Herbalife stock tumbles for a 4th day on ‘pyramid scheme’ claims
Shares of Herbalife Ltd. got pounded for a fourth straight trading day on Wall Street, as investors sent the stock diving an additional 5% on Monday.
The Los Angeles-based marketer of nutrition powders, bars and vitamins has seen its stock price plummet since New York hedge fund manager Bill Ackman last week called the company’s business a pyramid scheme. Its shares have lost about 40% since Ackman lodged his allegations.
After falling as much as 10% early Monday during Wall Street’s abbreviated Christmas Eve session, the company’s shares were trading midway through the session at $25.83, down $1.44, or 5.3%, from their closing price Friday.
Major U.S. stock indexes were meanwhile down about 0.3%.
Herbalife, a so-called multilevel marketing firm that sells its products through a network of individual distributors in more than 80 countries, has been on the defensive since Ackman, head of Pershing Square Capital Management, made his detailed case during a presentation in New York last week.
Ackman has said he will continue shorting, or betting against, Herbalife’s stock until it reaches zero.
Ackman’s reputation on Wall Street could lead other investors to follow suit in selling or shorting the stock, said Jim Liew, a former hedge-fund insider who is now a professor at Johns Hopkins Carey Business School.
“He’s pretty spot-on on this one,” Liew said of Ackman’s presentation. “It’s just a matter of time before the investment community figures it out.”
Some analysts who follow the stock, however, have expressed doubts about Ackman’s claims. “Ackman gets an ‘A’ for effort and style points,” Tim Ramey, an analyst for D.A. Davidson & Co., said in a note quoted by Bloomberg News last week. “Not much substance in our view.”
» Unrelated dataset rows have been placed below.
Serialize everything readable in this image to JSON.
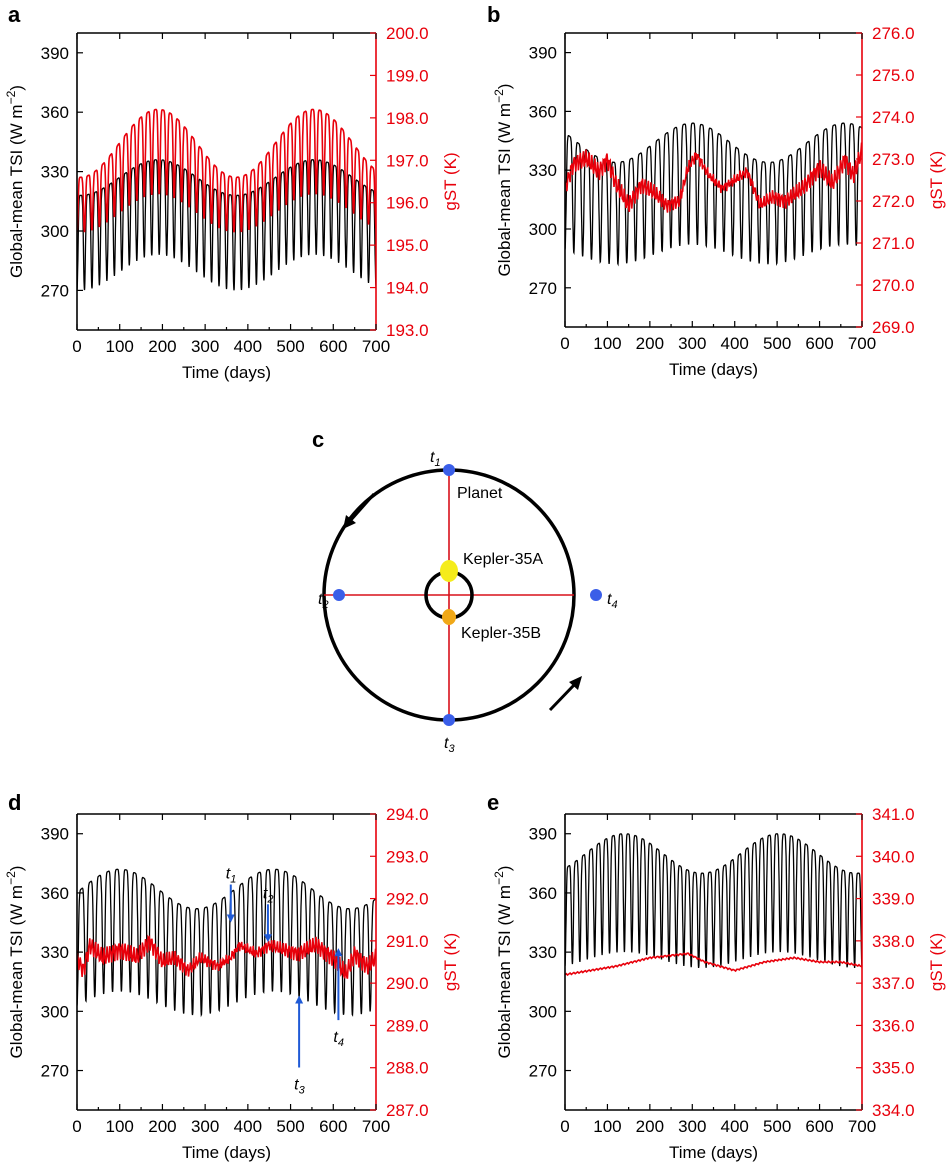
{
  "figure_colors": {
    "tsi": "#000000",
    "gst": "#e8000b",
    "planet": "#3a5ee8",
    "star_a": "#f5ec1b",
    "star_b": "#f0a818",
    "annotation": "#1f5ad6"
  },
  "chart_data": [
    {
      "panel": "a",
      "type": "line",
      "xlabel": "Time (days)",
      "xlim": [
        0,
        700
      ],
      "xticks": [
        0,
        100,
        200,
        300,
        400,
        500,
        600,
        700
      ],
      "ylabel": "Global-mean TSI (W m−2)",
      "ylabel_main": "Global-mean TSI (W m",
      "ylabel_sup": "−2",
      "ylabel_close": ")",
      "ylim": [
        250,
        400
      ],
      "yticks": [
        270,
        300,
        330,
        360,
        390
      ],
      "y2label": "gST (K)",
      "y2lim": [
        193.0,
        200.0
      ],
      "y2ticks": [
        "193.0",
        "194.0",
        "195.0",
        "196.0",
        "197.0",
        "198.0",
        "199.0",
        "200.0"
      ],
      "series": [
        {
          "name": "TSI",
          "axis": "left",
          "color": "#000000",
          "period_days": 17.5,
          "envelope_period_days": 365,
          "peak_range": [
            318,
            336
          ],
          "trough_range": [
            270,
            288
          ],
          "peak_max_day": 190,
          "start_value": 308
        },
        {
          "name": "gST",
          "axis": "right",
          "color": "#e8000b",
          "period_days": 17.5,
          "envelope_period_days": 365,
          "peak_range": [
            196.6,
            198.2
          ],
          "trough_range": [
            195.3,
            196.2
          ],
          "peak_max_day": 190,
          "start_value": 196.0
        }
      ]
    },
    {
      "panel": "b",
      "type": "line",
      "xlabel": "Time (days)",
      "xlim": [
        0,
        700
      ],
      "xticks": [
        0,
        100,
        200,
        300,
        400,
        500,
        600,
        700
      ],
      "ylabel": "Global-mean TSI (W m−2)",
      "ylabel_main": "Global-mean TSI (W m",
      "ylabel_sup": "−2",
      "ylabel_close": ")",
      "ylim": [
        250,
        400
      ],
      "yticks": [
        270,
        300,
        330,
        360,
        390
      ],
      "y2label": "gST (K)",
      "y2lim": [
        269.0,
        276.0
      ],
      "y2ticks": [
        "269.0",
        "270.0",
        "271.0",
        "272.0",
        "273.0",
        "274.0",
        "275.0",
        "276.0"
      ],
      "series": [
        {
          "name": "TSI",
          "axis": "left",
          "color": "#000000",
          "period_days": 20.8,
          "envelope_period_days": 360,
          "peak_range": [
            334,
            354
          ],
          "trough_range": [
            282,
            292
          ],
          "peak_max_day": 300,
          "start_value": 320
        },
        {
          "name": "gST",
          "axis": "right",
          "color": "#e8000b",
          "style": "noisy",
          "points": [
            [
              0,
              272.3
            ],
            [
              20,
              272.9
            ],
            [
              50,
              273.0
            ],
            [
              80,
              272.7
            ],
            [
              100,
              273.0
            ],
            [
              120,
              272.4
            ],
            [
              150,
              271.9
            ],
            [
              180,
              272.4
            ],
            [
              210,
              272.2
            ],
            [
              240,
              271.9
            ],
            [
              270,
              272.0
            ],
            [
              290,
              272.8
            ],
            [
              310,
              273.1
            ],
            [
              340,
              272.6
            ],
            [
              370,
              272.3
            ],
            [
              400,
              272.5
            ],
            [
              430,
              272.7
            ],
            [
              460,
              271.9
            ],
            [
              490,
              272.1
            ],
            [
              520,
              272.0
            ],
            [
              560,
              272.3
            ],
            [
              600,
              272.8
            ],
            [
              630,
              272.4
            ],
            [
              660,
              273.0
            ],
            [
              680,
              272.6
            ],
            [
              700,
              273.2
            ]
          ]
        }
      ]
    },
    {
      "panel": "d",
      "type": "line",
      "xlabel": "Time (days)",
      "xlim": [
        0,
        700
      ],
      "xticks": [
        0,
        100,
        200,
        300,
        400,
        500,
        600,
        700
      ],
      "ylabel": "Global-mean TSI (W m−2)",
      "ylabel_main": "Global-mean TSI (W m",
      "ylabel_sup": "−2",
      "ylabel_close": ")",
      "ylim": [
        250,
        400
      ],
      "yticks": [
        270,
        300,
        330,
        360,
        390
      ],
      "y2label": "gST (K)",
      "y2lim": [
        287.0,
        294.0
      ],
      "y2ticks": [
        "287.0",
        "288.0",
        "289.0",
        "290.0",
        "291.0",
        "292.0",
        "293.0",
        "294.0"
      ],
      "series": [
        {
          "name": "TSI",
          "axis": "left",
          "color": "#000000",
          "period_days": 20.8,
          "envelope_period_days": 360,
          "peak_range": [
            352,
            372
          ],
          "trough_range": [
            298,
            310
          ],
          "peak_max_day": 100,
          "start_value": 345
        },
        {
          "name": "gST",
          "axis": "right",
          "color": "#e8000b",
          "style": "noisy",
          "points": [
            [
              0,
              290.6
            ],
            [
              15,
              290.3
            ],
            [
              30,
              290.9
            ],
            [
              60,
              290.6
            ],
            [
              100,
              290.8
            ],
            [
              140,
              290.6
            ],
            [
              170,
              291.0
            ],
            [
              200,
              290.5
            ],
            [
              230,
              290.6
            ],
            [
              260,
              290.3
            ],
            [
              290,
              290.6
            ],
            [
              330,
              290.4
            ],
            [
              360,
              290.6
            ],
            [
              380,
              290.9
            ],
            [
              420,
              290.7
            ],
            [
              450,
              290.9
            ],
            [
              480,
              290.8
            ],
            [
              520,
              290.7
            ],
            [
              560,
              290.9
            ],
            [
              600,
              290.6
            ],
            [
              630,
              290.2
            ],
            [
              650,
              290.7
            ],
            [
              680,
              290.4
            ],
            [
              700,
              290.6
            ]
          ]
        }
      ],
      "annotations": [
        {
          "label": "t",
          "sub": "1",
          "x": 360,
          "tip_y": 345,
          "direction": "down"
        },
        {
          "label": "t",
          "sub": "2",
          "x": 447,
          "tip_y": 335,
          "direction": "down"
        },
        {
          "label": "t",
          "sub": "3",
          "x": 520,
          "tip_y": 308,
          "direction": "up"
        },
        {
          "label": "t",
          "sub": "4",
          "x": 612,
          "tip_y": 332,
          "direction": "up"
        }
      ]
    },
    {
      "panel": "e",
      "type": "line",
      "xlabel": "Time (days)",
      "xlim": [
        0,
        700
      ],
      "xticks": [
        0,
        100,
        200,
        300,
        400,
        500,
        600,
        700
      ],
      "ylabel": "Global-mean TSI (W m−2)",
      "ylabel_main": "Global-mean TSI (W m",
      "ylabel_sup": "−2",
      "ylabel_close": ")",
      "ylim": [
        250,
        400
      ],
      "yticks": [
        270,
        300,
        330,
        360,
        390
      ],
      "y2label": "gST (K)",
      "y2lim": [
        334.0,
        341.0
      ],
      "y2ticks": [
        "334.0",
        "335.0",
        "336.0",
        "337.0",
        "338.0",
        "339.0",
        "340.0",
        "341.0"
      ],
      "series": [
        {
          "name": "TSI",
          "axis": "left",
          "color": "#000000",
          "period_days": 17.5,
          "envelope_period_days": 365,
          "peak_range": [
            370,
            390
          ],
          "trough_range": [
            322,
            330
          ],
          "peak_max_day": 140,
          "start_value": 355
        },
        {
          "name": "gST",
          "axis": "right",
          "color": "#e8000b",
          "style": "smooth",
          "points": [
            [
              0,
              337.2
            ],
            [
              60,
              337.3
            ],
            [
              120,
              337.4
            ],
            [
              200,
              337.6
            ],
            [
              290,
              337.7
            ],
            [
              330,
              337.5
            ],
            [
              400,
              337.3
            ],
            [
              470,
              337.5
            ],
            [
              540,
              337.6
            ],
            [
              600,
              337.5
            ],
            [
              650,
              337.5
            ],
            [
              700,
              337.4
            ]
          ]
        }
      ]
    }
  ],
  "panels": {
    "a": {
      "letter": "a"
    },
    "b": {
      "letter": "b"
    },
    "d": {
      "letter": "d"
    },
    "e": {
      "letter": "e"
    }
  },
  "diagram_c": {
    "letter": "c",
    "planet_label": "Planet",
    "star_a_label": "Kepler-35A",
    "star_b_label": "Kepler-35B",
    "positions": [
      {
        "label": "t",
        "sub": "1"
      },
      {
        "label": "t",
        "sub": "2"
      },
      {
        "label": "t",
        "sub": "3"
      },
      {
        "label": "t",
        "sub": "4"
      }
    ]
  }
}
Herbalife has scheduled a Jan. 10 meeting with analysts and investors in New York to confront the allegations. The company announced it retained Moelis & Co. as its strategic advisor.
“We’re going to disabuse the financial community of a presentation that was based on falsehoods and a misunderstanding about our business,” Herbalife Chief Executive Michael Johnson told The Times last week. “It’s just so completely wrong.”